Background Enhanced external counterpulsation (EECP) is an effective noninvasive treatment for refractory angina which is mainly used for patients (pts) who are not candidates for further invasive revascularization. This report examines whether pts who have the option of further invasive revascularization (CR) demonstrate a comparable initial and sustained 2-year response to EECP as those who are not candidates for revascularization (NCR).
Methods Consecutive angina pts enrolled in the International EECP Patient Registry were grouped by potential for further revascularization. Baseline demographics were recorded and outcomes were tracked for 2 years post EECP. Statistical analysis was by chi-square test, t test and Kaplan-Meier survival methods. Significance was defined as p<0.05.

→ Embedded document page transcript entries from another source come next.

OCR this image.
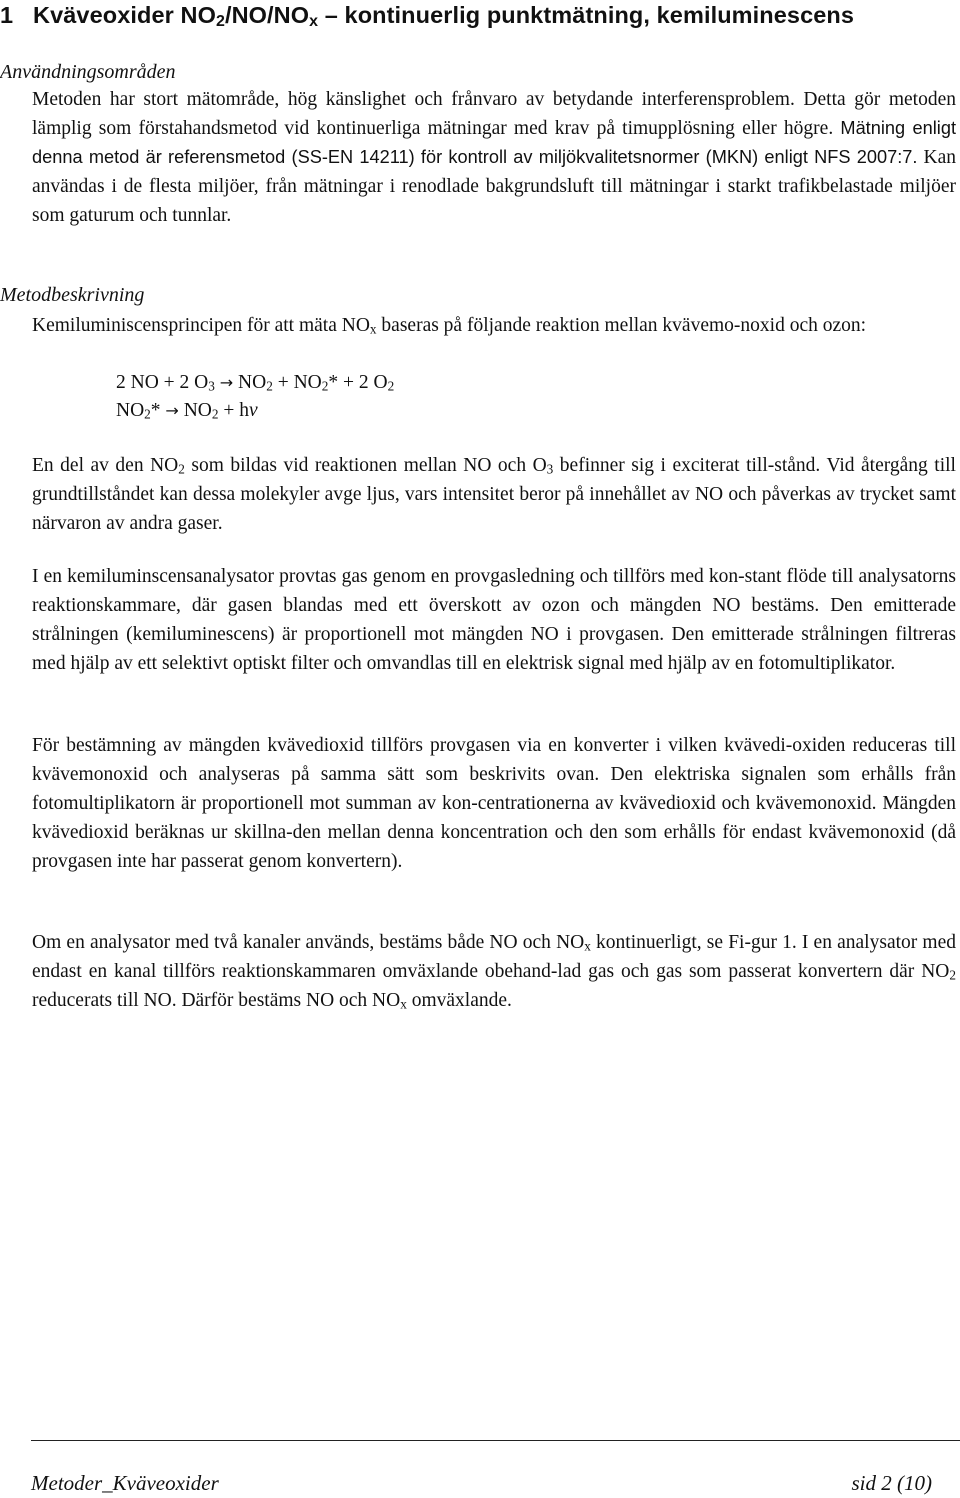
1 Kväveoxider $NO_2/NO/NO_x$ – kontinuerlig punktmätning, kemiluminescens
Användningsområden
Metoden har stort mätområde, hög känslighet och frånvaro av betydande interferensproblem. Detta gör metoden lämplig som förstahandsmetod vid kontinuerliga mätningar med krav på timupplösning eller högre. Mätning enligt denna metod är referensmetod (SS-EN 14211) för kontroll av miljökvalitetsnormer (MKN) enligt NFS 2007:7. Kan användas i de flesta miljöer, från mätningar i renodlade bakgrundsluft till mätningar i starkt trafikbelastade miljöer som gaturum och tunnlar.
Metodbeskrivning
Kemiluminiscensprincipen för att mäta $NO_x$ baseras på följande reaktion mellan kvävemo-noxid och ozon:
2 NO + 2 $O_3 \to NO_2 + NO_2* + 2$ $O_2$
$NO_2* \to NO_2 + h\nu$
En del av den $NO_2$ som bildas vid reaktionen mellan NO och $O_3$ befinner sig i exciterat till-stånd. Vid återgång till grundtillståndet kan dessa molekyler avge ljus, vars intensitet beror på innehållet av NO och påverkas av trycket samt närvaron av andra gaser.
I en kemiluminscensanalysator provtas gas genom en provgasledning och tillförs med kon-stant flöde till analysatorns reaktionskammare, där gasen blandas med ett överskott av ozon och mängden NO bestäms. Den emitterade strålningen (kemiluminescens) är proportionell mot mängden NO i provgasen. Den emitterade strålningen filtreras med hjälp av ett selektivt optiskt filter och omvandlas till en elektrisk signal med hjälp av en fotomultiplikator.
För bestämning av mängden kvävedioxid tillförs provgasen via en konverter i vilken kvävedi-oxiden reduceras till kvävemonoxid och analyseras på samma sätt som beskrivits ovan. Den elektriska signalen som erhålls från fotomultiplikatorn är proportionell mot summan av kon-centrationerna av kvävedioxid och kvävemonoxid. Mängden kvävedioxid beräknas ur skillna-den mellan denna koncentration och den som erhålls för endast kvävemonoxid (då provgasen inte har passerat genom konvertern).
Om en analysator med två kanaler används, bestäms både NO och $NO_x$ kontinuerligt, se Fi-gur 1. I en analysator med endast en kanal tillförs reaktionskammaren omväxlande obehand-lad gas och gas som passerat konvertern där $NO_2$ reducerats till NO. Därför bestäms NO och $NO_x$ omväxlande.
Metoder_Kväveoxider	sid 2 (10)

Results There were 1,335 NCR pts and 204 CR pts. CR were significantly younger (64.3 ± 11.3 vs. 66.7 ± 10.7 years), with more recently diagnosed CAD (10.8 ± 9.1 vs. 11.6 ± 8.2 years) and had less severe angina (CCS class III/IV 83.3% vs. 91.8%). They were less likely to have prior CABG (55.2% vs 74%), CHF (16.9% vs 35.1%), LVEF<35% (10.9% vs 21%), multivessel disease (64.8% vs 80.7%), or DM (32.8% vs 44.2%). The two groups received the same course of EECP treatment and responded comparably. Immediately post EECP, only 23.6% of CR and 25.2% of NCR remained in CCS class III/IV, with 73.5% of CR and 77.6% of NCR improving one or more CCS angina class. At 2 years both CR and NCR demonstrated preserved and comparable reductions in angina class (16.3% vs 22.7% remained in class III/IV; with 48.2% vs 48.3% in class I or with no angina). Frequency of angina episodes per week and nitroglycerin use were reduced similarly in both groups post EECP and at 2-year follow-up. The NCR group had higher major adverse cardiovascular events (31.3% vs 25.7%) due to a significantly higher mortality (11.0% vs 6.2%) and myocardial infarction (9.3% vs. 5.4%). Exacerbation of CHF (10.1% vs 2.5%) was also significantly more frequent in NCR pts.
Conclusions EECP effectively provided comparable sustained relief from angina in CAD pts regardless of their candidacy for further revascularization. However NCR patients presented with a more severe clinical profile at baseline, which was reflected in increased mortality and episodes of CHF in follow-up.